I have written various blogs and articles about pay equity issues and action plans that employers should implement. The following court opinion (Lenzi v. Systemax, Inc) issued by the Second Circuit on December 6, 2019 brings into focus another aspect that must be evaluated.
Court Ruling (Non-legal Summary)
In this decision, the Second Circuit held that an employee does not have to actually demonstrate that she received less compensation for the same work in order to win in an unequal pay claim. Under this opinion, she only has to prove that the employer discriminated against her because of her gender. The court did not require her to actually prove that a member of the opposite sex actually earned more for an equal job. This effectively means that employees do not actually have to bring claims under the Equal Pay Act that requires that they prove unequal pay for substantially the same work. This case provides a roadmap to actually obtaining relief in an equal pay claim under the Civil Rights Act without having to do a single calculation.
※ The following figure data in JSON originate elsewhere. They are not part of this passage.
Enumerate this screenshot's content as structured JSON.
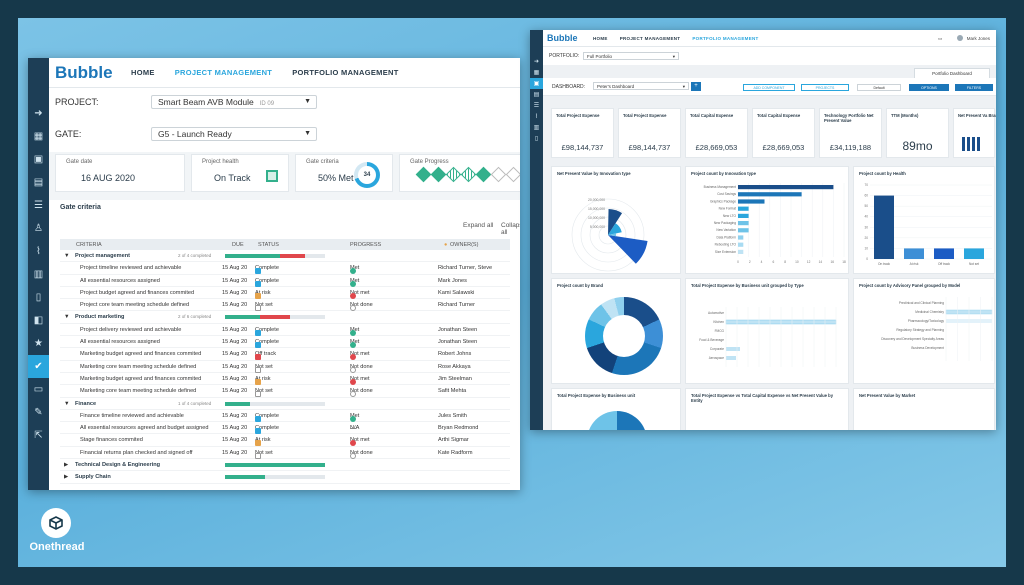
{
  "win1": {
    "logo": "Bubble",
    "nav": [
      "HOME",
      "PROJECT MANAGEMENT",
      "PORTFOLIO MANAGEMENT"
    ],
    "project_label": "PROJECT:",
    "project_value": "Smart Beam AVB Module",
    "project_id": "ID 09",
    "gate_label": "GATE:",
    "gate_value": "G5 - Launch Ready",
    "cards": {
      "gate_date_title": "Gate date",
      "gate_date": "16 AUG 2020",
      "health_title": "Project health",
      "health": "On Track",
      "criteria_title": "Gate criteria",
      "criteria_met": "50% Met",
      "criteria_count": "34",
      "progress_title": "Gate Progress"
    },
    "gate_criteria_title": "Gate criteria",
    "expand_all": "Expand all",
    "collapse_all": "Collapse all",
    "columns": [
      "CRITERIA",
      "DUE",
      "STATUS",
      "PROGRESS",
      "OWNER(S)"
    ],
    "groups": [
      {
        "name": "Project management",
        "count": "2 of 4 completed",
        "rows": [
          {
            "c": "Project timeline reviewed and achievable",
            "d": "15 Aug 20",
            "s": "Complete",
            "p": "Met",
            "o": "Richard Turner, Steve"
          },
          {
            "c": "All essential resources assigned",
            "d": "15 Aug 20",
            "s": "Complete",
            "p": "Met",
            "o": "Mark Jones"
          },
          {
            "c": "Project budget agreed and finances commited",
            "d": "15 Aug 20",
            "s": "At risk",
            "p": "Not met",
            "o": "Kami Salawski"
          },
          {
            "c": "Project core team meeting schedule defined",
            "d": "15 Aug 20",
            "s": "Not set",
            "p": "Not done",
            "o": "Richard Turner"
          }
        ]
      },
      {
        "name": "Product marketing",
        "count": "2 of 6 completed",
        "rows": [
          {
            "c": "Project delivery reviewed and achievable",
            "d": "15 Aug 20",
            "s": "Complete",
            "p": "Met",
            "o": "Jonathan Steen"
          },
          {
            "c": "All essential resources assigned",
            "d": "15 Aug 20",
            "s": "Complete",
            "p": "Met",
            "o": "Jonathan Steen"
          },
          {
            "c": "Marketing budget agreed and finances commited",
            "d": "15 Aug 20",
            "s": "Off track",
            "p": "Not met",
            "o": "Robert Johns"
          },
          {
            "c": "Marketing core team meeting schedule defined",
            "d": "15 Aug 20",
            "s": "Not set",
            "p": "Not done",
            "o": "Rose Akkaya"
          },
          {
            "c": "Marketing budget agreed and finances commited",
            "d": "15 Aug 20",
            "s": "At risk",
            "p": "Not met",
            "o": "Jim Steelman"
          },
          {
            "c": "Marketing core team meeting schedule defined",
            "d": "15 Aug 20",
            "s": "Not set",
            "p": "Not done",
            "o": "Safit Mehta"
          }
        ]
      },
      {
        "name": "Finance",
        "count": "1 of 4 completed",
        "rows": [
          {
            "c": "Finance timeline reviewed and achievable",
            "d": "15 Aug 20",
            "s": "Complete",
            "p": "Met",
            "o": "Jules Smith"
          },
          {
            "c": "All essential resources agreed and budget assigned",
            "d": "15 Aug 20",
            "s": "Complete",
            "p": "N/A",
            "o": "Bryan Redmond"
          },
          {
            "c": "Stage finances commited",
            "d": "15 Aug 20",
            "s": "At risk",
            "p": "Not met",
            "o": "Arthi Sigmar"
          },
          {
            "c": "Financial returns plan checked and signed off",
            "d": "15 Aug 20",
            "s": "Not set",
            "p": "Not done",
            "o": "Kate Radform"
          }
        ]
      }
    ],
    "collapsed_groups": [
      "Technical Design & Engineering",
      "Supply Chain"
    ]
  },
  "win2": {
    "logo": "Bubble",
    "nav": [
      "HOME",
      "PROJECT MANAGEMENT",
      "PORTFOLIO MANAGEMENT"
    ],
    "user": "Mark Jones",
    "portfolio_label": "PORTFOLIO:",
    "portfolio_value": "Full Portfolio",
    "tab": "Portfolio Dashboard",
    "dashboard_label": "DASHBOARD:",
    "dashboard_value": "Peter's Dashboard",
    "buttons": [
      "ADD COMPONENT",
      "PROJECTS",
      "Default",
      "OPTIONS",
      "FILTERS"
    ],
    "kpis": [
      {
        "t": "Total Project Expense",
        "v": "£98,144,737"
      },
      {
        "t": "Total Project Expense",
        "v": "£98,144,737"
      },
      {
        "t": "Total Capital Expense",
        "v": "£28,669,053"
      },
      {
        "t": "Total Capital Expense",
        "v": "£28,669,053"
      },
      {
        "t": "Technology Portfolio Net Present Value",
        "v": "£34,119,188"
      },
      {
        "t": "TTM (Months)",
        "v": "89mo"
      },
      {
        "t": "Net Present Va Brand",
        "v": ""
      }
    ],
    "panels": {
      "p1": "Net Present Value by Innovation type",
      "p2": "Project count by Innovation type",
      "p3": "Project count by Health",
      "p4": "Project count by Brand",
      "p5": "Total Project Expense by Business unit grouped by Type",
      "p6": "Project count by Advisory Panel grouped by Model",
      "p7": "Total Project Expense by Business unit",
      "p8": "Total Project Expense vs Total Capital Expense vs Net Present Value by Entity",
      "p9": "Net Present Value by Market"
    },
    "innovation_types": [
      "Business Management",
      "Cost Savings",
      "Graphics Package",
      "New Format",
      "New LTO",
      "New Packaging",
      "New Variation",
      "Data Platform",
      "Rebooting LTO",
      "Size Extension"
    ],
    "innovation_counts": [
      18,
      12,
      5,
      2,
      2,
      2,
      2,
      1,
      1,
      1
    ],
    "health_labels": [
      "On track",
      "At risk",
      "Off track",
      "Not set"
    ],
    "health_counts": [
      60,
      10,
      10,
      10
    ],
    "bu_types": [
      "Automotive",
      "Kitchen",
      "FMCG",
      "Food & Beverage",
      "Corporate",
      "Aerospace"
    ],
    "advisory": [
      "Preclinical and Clinical Planning",
      "Medicinal Chemistry",
      "Pharmacology/Toxicology",
      "Regulatory Strategy and Planning",
      "Discovery and Development Specialty Areas",
      "Business Development"
    ],
    "npv_ticks": [
      "20,000,000",
      "15,000,000",
      "10,000,000",
      "5,000,000"
    ],
    "count_ticks": [
      "0",
      "2",
      "4",
      "6",
      "8",
      "10",
      "12",
      "14",
      "16",
      "18"
    ]
  },
  "badge": "Onethread",
  "colors": {
    "accent": "#2aa6dd",
    "sidebar": "#1d3e56",
    "green": "#33b08c",
    "red": "#e0474c",
    "navy": "#1a4e8a"
  }
}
This decision states that employees can make claims of unfair pay practices based on all of the protected classes under certain provisions of the Civil Rights Act, including gender, race, religion, ethnicity, and national origin. The damages that could be assessed include lost wages, benefits, and counsel fees. A recovery can include several years of unequal pay. On top of this is the opportunity to recover double or triple damages.
Impact for Employers
Clearly, conducting equal pay audits would be a logical first step. This will identify pay disparities prior to claims being assessed. Now, with the above ruling, the examination should extend to include records that would illustrate evidence of unequal advancement. The audits could compare various levels in the company breaking down various classes. If the subsequent hierarchy within a company demonstrates an adverse mix compared to the prior levels, then it would be a good place for employers to review their promotion standards and/or identify the reasons for certain promotions.
We have started to encourage our clients to adopt an internal compensation committee to strategically centralize compensation, promotion decisions, and related support to assist in minimizing, if not completely, eliminating biases. Tools can be created to not only track these matters but also create and enforce the use of certain objective standards for pay and even providing input into how performance evaluations are completed.